Un jour, son banquier lui glisse une idée : « Pourquoi ne pas investir dans des terres agricoles ? » La graine germe. Joseph Niguinen – que tout le monde appelle Jop – se met à scruter les annonces, notamment celles du Paysan Breton. « Parfois, ce sont des fermes louées, explique-t-il. Le propriétaire veut vendre, mais le locataire n’a pas les moyens, ou ne veut plus acheter compte tenu de son âge. » Le risque dans un tel contexte ? Que ces terres agricoles tombent dans les mains de fonds d’investissement éloignés, impersonnels.
Passeur de relais
Alors, Jop se propose. Localement. Discrètement. Il achète, mais sans visée spéculative. À la Safer, il l’a dit d’emblée : pas question de planter, ni de revendre à la première occasion. Son rôle, c’est de passer le relais : permettre à un jeune de s’installer, ou à un éleveur en place de continuer. Pas de plan caché. Juste l’envie de soutenir, à sa façon, l’élevage centre-breton. Avec une règle simple : ne pas faire monter les prix, mais maintenir un équilibre viable, pour lui comme pour les autres.
Un pacte silencieux
En dix ans, cet investisseur rural atypique a acquis 4 fermes nichées dans ce cœur de Bretagne qu’il chérit. « Je cherche des blocs cohérents, entre 20 et 30 hectares », précise-t-il. Chaque achat a sa petite histoire. La première : des éleveurs de plus de 55 ans avaient fait une promesse d’achat… avant de se rétracter. Jop prend le relais. Il achète les terres, et surtout, laisse le bail se poursuivre.

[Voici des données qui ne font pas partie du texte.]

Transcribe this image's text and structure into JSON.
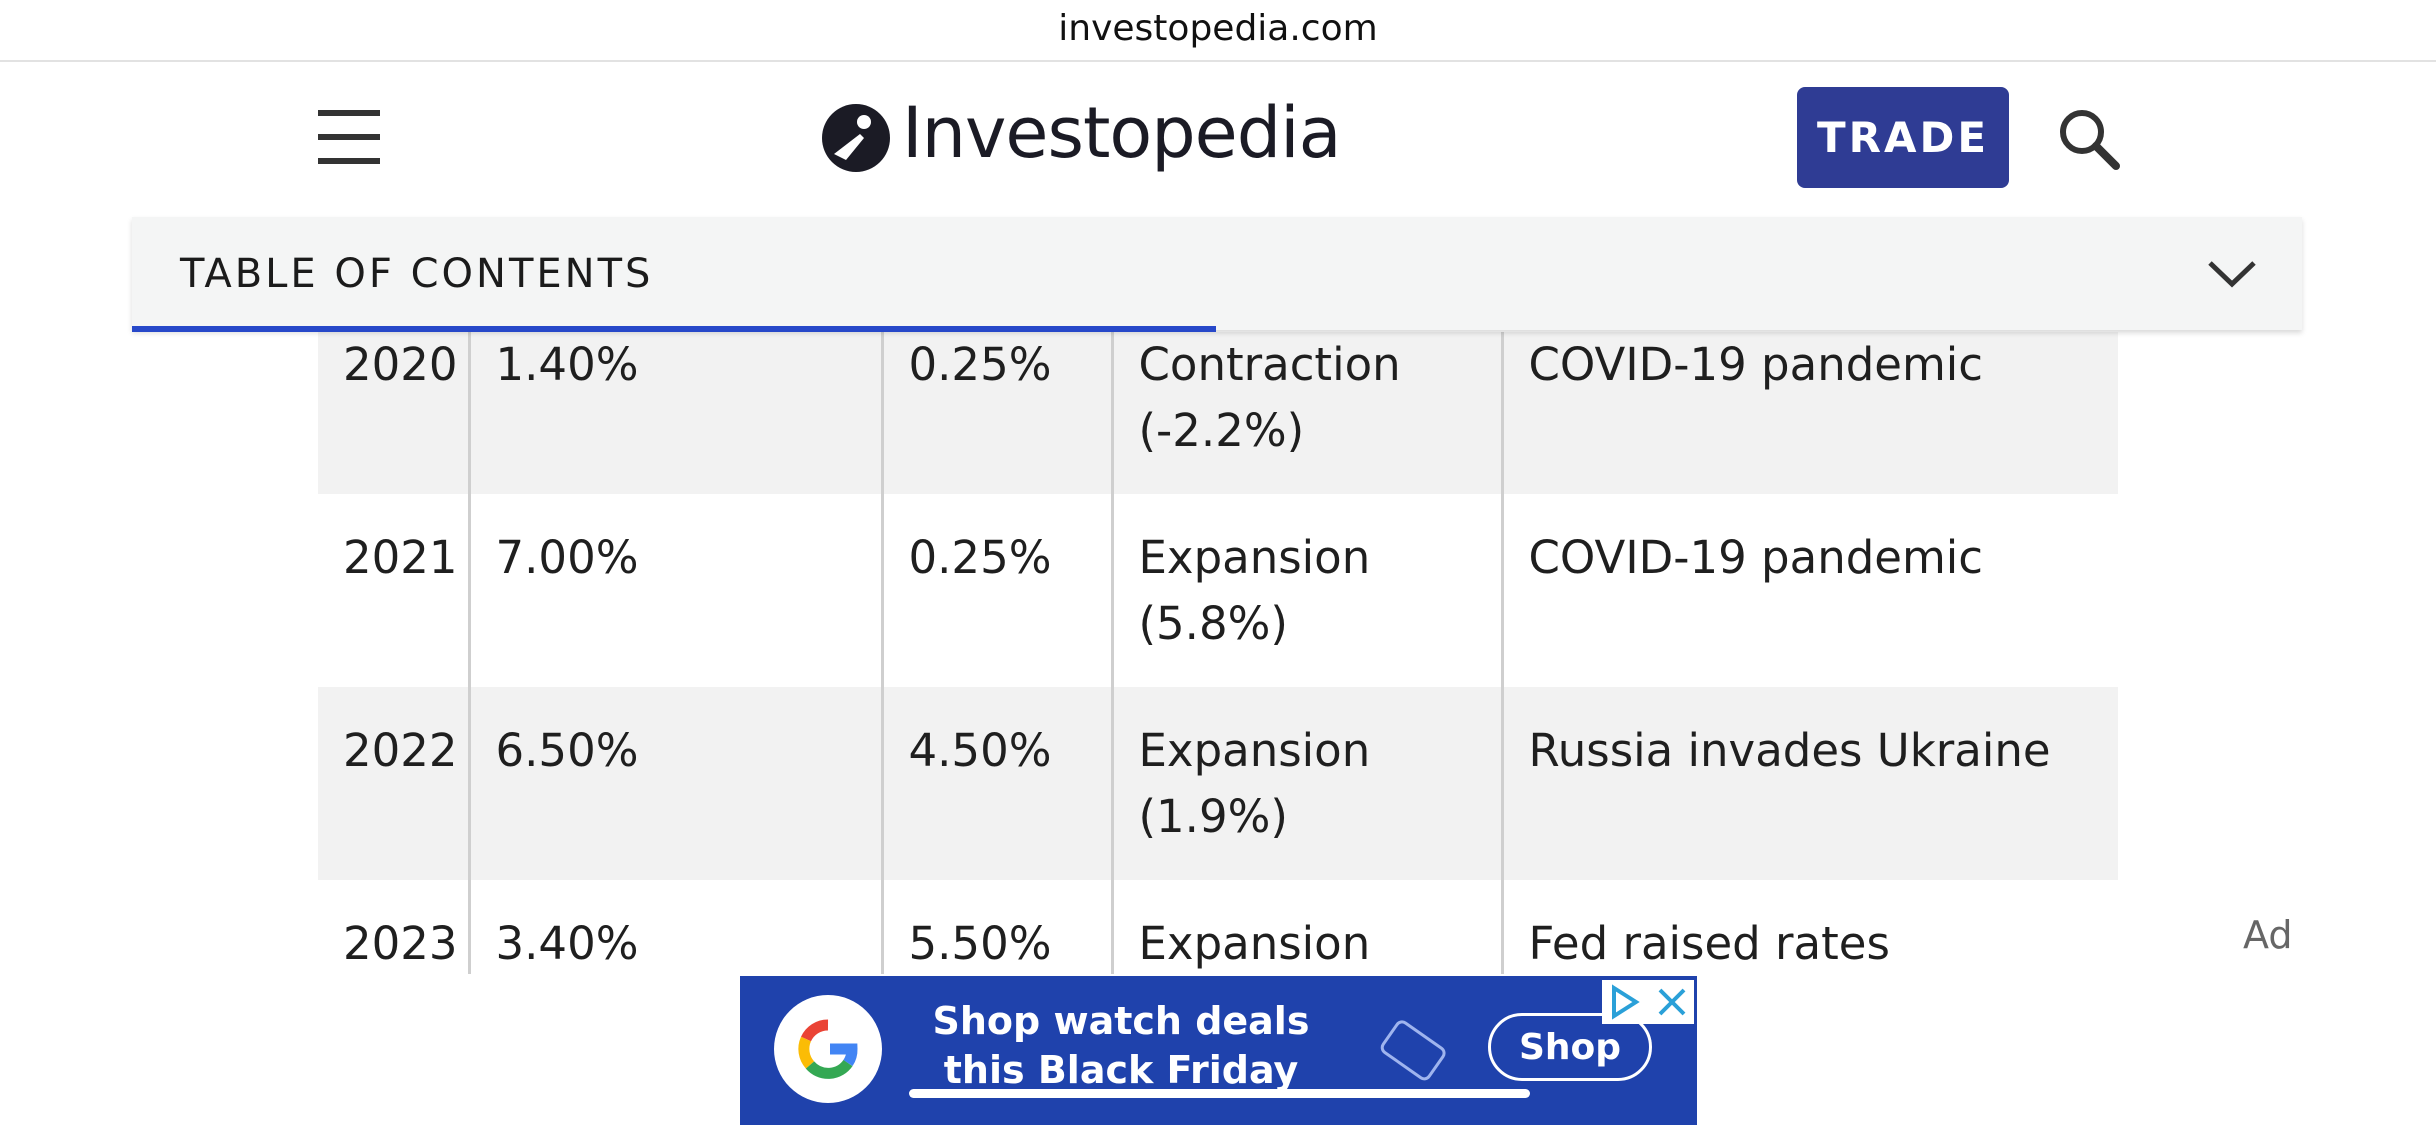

Permettre à un jeune de s’installer
Il insiste : « Je préfère que ce soit l’éleveur qui achète. Mais s’il ne peut pas, autant que ce soit un local qui investisse, plutôt qu’un fonds venu d’ailleurs. » Aucun projet de plus-value, aucun appât du gain. Juste un engagement sur le long cours, avec une ligne de conduite : ne pas jouer d’opportunisme, mais tenir dans le temps. « Ce type d’achat est figé pour trente ans, sinon on paie la plus-value. Alors autant le faire dans une logique durable. »

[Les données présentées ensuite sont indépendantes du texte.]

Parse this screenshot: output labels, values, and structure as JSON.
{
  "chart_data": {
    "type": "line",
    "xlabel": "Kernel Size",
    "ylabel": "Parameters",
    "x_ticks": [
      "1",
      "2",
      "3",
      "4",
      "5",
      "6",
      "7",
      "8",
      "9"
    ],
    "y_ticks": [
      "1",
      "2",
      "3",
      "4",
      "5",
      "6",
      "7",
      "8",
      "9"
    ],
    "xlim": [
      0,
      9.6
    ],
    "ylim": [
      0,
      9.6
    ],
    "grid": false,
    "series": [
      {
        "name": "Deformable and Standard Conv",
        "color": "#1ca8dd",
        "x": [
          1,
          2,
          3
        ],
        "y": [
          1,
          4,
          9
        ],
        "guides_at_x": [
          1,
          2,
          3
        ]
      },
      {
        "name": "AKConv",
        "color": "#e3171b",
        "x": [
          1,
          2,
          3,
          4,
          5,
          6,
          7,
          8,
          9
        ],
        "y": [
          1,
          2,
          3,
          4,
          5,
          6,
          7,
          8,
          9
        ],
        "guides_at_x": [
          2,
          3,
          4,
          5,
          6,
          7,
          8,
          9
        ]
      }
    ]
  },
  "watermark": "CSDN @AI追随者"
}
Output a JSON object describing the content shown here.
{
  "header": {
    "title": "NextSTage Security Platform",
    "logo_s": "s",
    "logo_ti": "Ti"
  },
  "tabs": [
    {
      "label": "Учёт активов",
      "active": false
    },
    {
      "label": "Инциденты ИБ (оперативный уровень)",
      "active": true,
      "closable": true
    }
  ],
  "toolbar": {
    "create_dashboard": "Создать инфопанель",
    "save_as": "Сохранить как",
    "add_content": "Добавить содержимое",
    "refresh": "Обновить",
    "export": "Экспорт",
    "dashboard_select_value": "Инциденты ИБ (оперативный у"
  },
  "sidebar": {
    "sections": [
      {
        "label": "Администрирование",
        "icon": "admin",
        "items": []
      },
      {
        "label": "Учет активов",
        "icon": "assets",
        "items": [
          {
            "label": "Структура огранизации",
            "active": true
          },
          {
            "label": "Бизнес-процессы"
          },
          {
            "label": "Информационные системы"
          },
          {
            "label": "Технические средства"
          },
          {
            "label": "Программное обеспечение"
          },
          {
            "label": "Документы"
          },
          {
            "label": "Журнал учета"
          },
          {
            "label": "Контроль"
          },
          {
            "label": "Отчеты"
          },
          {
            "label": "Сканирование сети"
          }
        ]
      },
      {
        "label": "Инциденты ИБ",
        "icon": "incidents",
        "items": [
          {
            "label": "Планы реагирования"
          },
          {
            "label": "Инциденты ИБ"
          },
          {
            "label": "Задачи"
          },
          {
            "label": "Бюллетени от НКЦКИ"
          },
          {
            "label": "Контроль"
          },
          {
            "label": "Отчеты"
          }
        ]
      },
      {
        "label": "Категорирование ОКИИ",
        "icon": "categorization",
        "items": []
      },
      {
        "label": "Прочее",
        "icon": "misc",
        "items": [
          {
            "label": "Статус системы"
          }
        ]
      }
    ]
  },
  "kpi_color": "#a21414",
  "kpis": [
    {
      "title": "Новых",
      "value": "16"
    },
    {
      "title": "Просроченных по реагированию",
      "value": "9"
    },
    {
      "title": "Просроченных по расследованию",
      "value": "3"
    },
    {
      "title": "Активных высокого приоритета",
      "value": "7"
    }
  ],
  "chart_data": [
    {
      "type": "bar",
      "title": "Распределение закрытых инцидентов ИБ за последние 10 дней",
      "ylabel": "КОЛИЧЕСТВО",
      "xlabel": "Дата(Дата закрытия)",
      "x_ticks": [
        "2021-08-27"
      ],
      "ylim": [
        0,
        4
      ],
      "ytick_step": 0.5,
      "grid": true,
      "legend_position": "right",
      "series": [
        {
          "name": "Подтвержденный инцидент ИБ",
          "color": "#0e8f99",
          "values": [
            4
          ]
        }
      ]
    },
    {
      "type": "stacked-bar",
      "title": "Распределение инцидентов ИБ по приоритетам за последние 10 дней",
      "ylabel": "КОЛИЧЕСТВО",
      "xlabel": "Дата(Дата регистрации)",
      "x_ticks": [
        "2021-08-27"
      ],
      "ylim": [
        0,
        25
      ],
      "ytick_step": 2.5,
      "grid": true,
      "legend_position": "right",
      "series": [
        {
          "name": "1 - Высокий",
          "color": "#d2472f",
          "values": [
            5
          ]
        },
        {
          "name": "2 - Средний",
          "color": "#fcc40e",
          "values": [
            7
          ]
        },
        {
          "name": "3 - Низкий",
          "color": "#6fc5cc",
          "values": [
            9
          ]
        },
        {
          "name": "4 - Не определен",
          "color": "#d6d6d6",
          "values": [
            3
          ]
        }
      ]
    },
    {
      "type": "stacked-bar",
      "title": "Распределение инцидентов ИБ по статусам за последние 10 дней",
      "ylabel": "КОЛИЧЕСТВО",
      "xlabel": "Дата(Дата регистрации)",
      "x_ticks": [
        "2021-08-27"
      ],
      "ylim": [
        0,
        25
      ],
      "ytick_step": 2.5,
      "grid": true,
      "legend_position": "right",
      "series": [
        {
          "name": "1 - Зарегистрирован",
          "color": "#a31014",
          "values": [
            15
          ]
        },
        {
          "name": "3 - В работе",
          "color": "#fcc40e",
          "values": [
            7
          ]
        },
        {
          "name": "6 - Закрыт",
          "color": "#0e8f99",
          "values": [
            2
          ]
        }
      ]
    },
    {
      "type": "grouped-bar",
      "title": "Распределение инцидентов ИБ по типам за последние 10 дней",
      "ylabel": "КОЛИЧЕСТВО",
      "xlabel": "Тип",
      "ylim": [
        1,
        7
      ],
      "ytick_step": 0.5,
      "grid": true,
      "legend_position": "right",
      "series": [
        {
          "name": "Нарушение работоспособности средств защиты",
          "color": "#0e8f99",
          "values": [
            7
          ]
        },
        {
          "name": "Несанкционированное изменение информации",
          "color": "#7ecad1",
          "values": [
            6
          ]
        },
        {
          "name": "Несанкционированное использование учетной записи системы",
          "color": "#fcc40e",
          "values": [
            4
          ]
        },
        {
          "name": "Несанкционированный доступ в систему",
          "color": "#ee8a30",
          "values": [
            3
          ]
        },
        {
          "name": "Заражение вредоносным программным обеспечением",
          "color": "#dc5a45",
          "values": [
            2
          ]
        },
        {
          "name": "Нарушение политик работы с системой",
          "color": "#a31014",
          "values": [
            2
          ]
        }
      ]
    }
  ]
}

Dans ses opérations, tout est cadré. Pas de cavalcade, pas de coup de poker. Il vise la stabilité : celle des exploitants en place, celle du foncier, celle d’un modèle rural qu’il veut voir perdurer. Il connaît les rouages administratifs, parle avec la Safer, négocie avec rigueur et droiture. Mais toujours avec la même boussole : garder un cap à taille humaine.


« J’ai envie d’aider »
Le week-end, Joseph Niguinen rejoint la ferme familiale, là où il est né et a grandi. Dans cette campagne du canton de Callac, bottes aux pieds, il se ressource au contact du paysage. Il taille les haies, arpente les champs. Il aime cette campagne bien tenue, pas figée, avec son bocage entretenu, ses arbres séculaires, ses silences, sa vie agricole intense.

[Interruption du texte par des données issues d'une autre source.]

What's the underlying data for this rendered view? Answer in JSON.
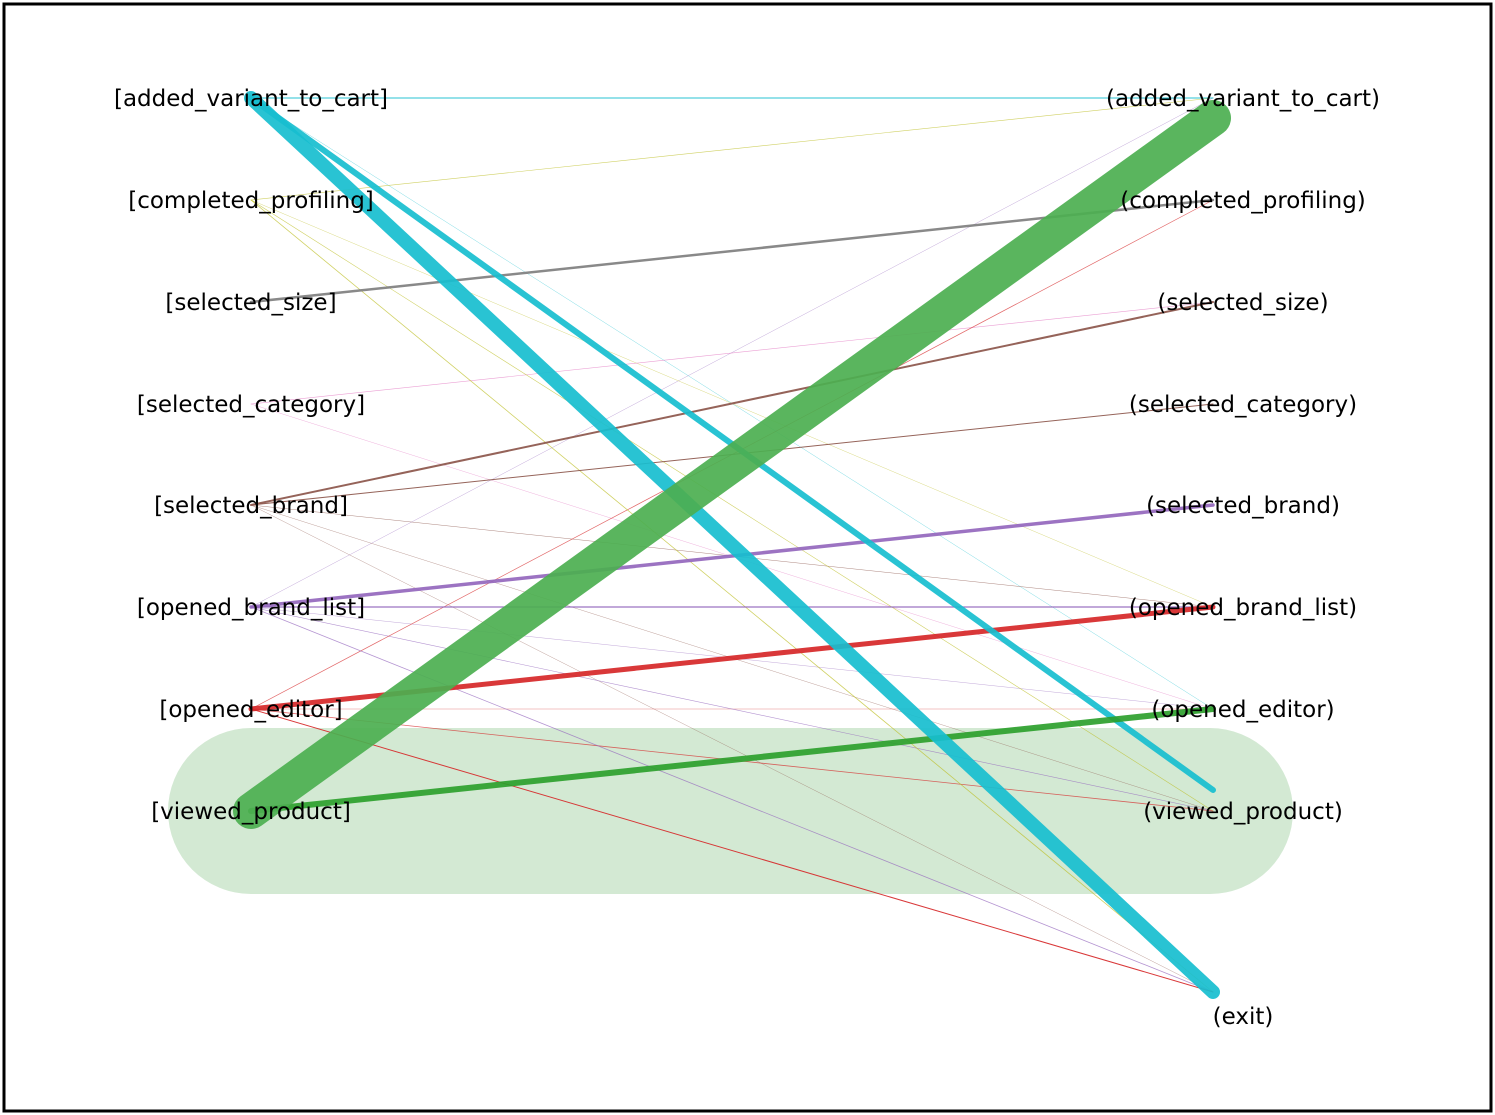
{
  "diagram": {
    "type": "bipartite-transition-graph",
    "left_nodes": [
      "[added_variant_to_cart]",
      "[completed_profiling]",
      "[selected_size]",
      "[selected_category]",
      "[selected_brand]",
      "[opened_brand_list]",
      "[opened_editor]",
      "[viewed_product]"
    ],
    "right_nodes": [
      "(added_variant_to_cart)",
      "(completed_profiling)",
      "(selected_size)",
      "(selected_category)",
      "(selected_brand)",
      "(opened_brand_list)",
      "(opened_editor)",
      "(viewed_product)",
      "(exit)"
    ],
    "highlight": {
      "left": "[viewed_product]",
      "right": "(viewed_product)",
      "color": "#d3e9d3"
    },
    "edges": [
      {
        "from": "[viewed_product]",
        "to": "(added_variant_to_cart)",
        "weight": 36,
        "color": "#4caf50"
      },
      {
        "from": "[added_variant_to_cart]",
        "to": "(exit)",
        "weight": 14,
        "color": "#17becf"
      },
      {
        "from": "[added_variant_to_cart]",
        "to": "(viewed_product)",
        "weight": 6,
        "color": "#17becf"
      },
      {
        "from": "[added_variant_to_cart]",
        "to": "(added_variant_to_cart)",
        "weight": 1,
        "color": "#17becf"
      },
      {
        "from": "[added_variant_to_cart]",
        "to": "(opened_editor)",
        "weight": 0.3,
        "color": "#17becf"
      },
      {
        "from": "[viewed_product]",
        "to": "(opened_editor)",
        "weight": 6,
        "color": "#2ca02c"
      },
      {
        "from": "[opened_editor]",
        "to": "(opened_brand_list)",
        "weight": 5,
        "color": "#d62728"
      },
      {
        "from": "[opened_editor]",
        "to": "(completed_profiling)",
        "weight": 0.7,
        "color": "#d62728"
      },
      {
        "from": "[opened_editor]",
        "to": "(opened_editor)",
        "weight": 0.4,
        "color": "#d62728"
      },
      {
        "from": "[opened_editor]",
        "to": "(viewed_product)",
        "weight": 0.8,
        "color": "#d62728"
      },
      {
        "from": "[opened_editor]",
        "to": "(exit)",
        "weight": 1,
        "color": "#d62728"
      },
      {
        "from": "[opened_brand_list]",
        "to": "(selected_brand)",
        "weight": 3.5,
        "color": "#9467bd"
      },
      {
        "from": "[opened_brand_list]",
        "to": "(opened_brand_list)",
        "weight": 1.2,
        "color": "#9467bd"
      },
      {
        "from": "[opened_brand_list]",
        "to": "(viewed_product)",
        "weight": 0.6,
        "color": "#9467bd"
      },
      {
        "from": "[opened_brand_list]",
        "to": "(exit)",
        "weight": 0.8,
        "color": "#9467bd"
      },
      {
        "from": "[opened_brand_list]",
        "to": "(added_variant_to_cart)",
        "weight": 0.3,
        "color": "#9467bd"
      },
      {
        "from": "[opened_brand_list]",
        "to": "(opened_editor)",
        "weight": 0.2,
        "color": "#9467bd"
      },
      {
        "from": "[selected_brand]",
        "to": "(selected_size)",
        "weight": 2,
        "color": "#8c564b"
      },
      {
        "from": "[selected_brand]",
        "to": "(selected_category)",
        "weight": 1,
        "color": "#8c564b"
      },
      {
        "from": "[selected_brand]",
        "to": "(opened_brand_list)",
        "weight": 0.5,
        "color": "#8c564b"
      },
      {
        "from": "[selected_brand]",
        "to": "(viewed_product)",
        "weight": 0.3,
        "color": "#8c564b"
      },
      {
        "from": "[selected_brand]",
        "to": "(exit)",
        "weight": 0.3,
        "color": "#8c564b"
      },
      {
        "from": "[selected_category]",
        "to": "(selected_size)",
        "weight": 0.6,
        "color": "#e377c2"
      },
      {
        "from": "[selected_category]",
        "to": "(opened_editor)",
        "weight": 0.2,
        "color": "#e377c2"
      },
      {
        "from": "[selected_size]",
        "to": "(completed_profiling)",
        "weight": 2.5,
        "color": "#7f7f7f"
      },
      {
        "from": "[completed_profiling]",
        "to": "(added_variant_to_cart)",
        "weight": 0.6,
        "color": "#bcbd22"
      },
      {
        "from": "[completed_profiling]",
        "to": "(exit)",
        "weight": 0.8,
        "color": "#bcbd22"
      },
      {
        "from": "[completed_profiling]",
        "to": "(viewed_product)",
        "weight": 0.6,
        "color": "#bcbd22"
      },
      {
        "from": "[completed_profiling]",
        "to": "(opened_brand_list)",
        "weight": 0.4,
        "color": "#bcbd22"
      }
    ]
  }
}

Il dit souvent que les gens ne regardent plus ce qui se passe autour d’eux. Lui cultive ce regard-là. Un regard hérité d’une culture chrétienne et rurale où l’entraide n’est pas un mot creux, mais une pratique. « J’ai envie d’aider », répète-t-il simplement. Dans cette Bretagne intérieure que certains disent oubliée, il trace à sa manière un chemin discret, mais solide : celui d’un capitalisme enraciné, lucide et altruiste.
Didier Le Du
Comment il décide ?
Pour fixer le prix qu’il est prêt à mettre, Joseph Niguinen applique sa propre règle de trois. Objectif : obtenir 4 % de rentabilité (hors impôts sur le revenu). Le retour sur investissement est 25 ans minimum… Il part du loyer annuel perçu, y soustrait les impôts fonciers. Ce calcul lui donne le seuil d’investissement à ne pas dépasser. « Si ça dépasse, je passe mon chemin », tranche-t-il. Une méthode qui l’aide à garder le cap : ni spéculateur, ni mécène. Juste un investisseur cohérent, au service d’un territoire.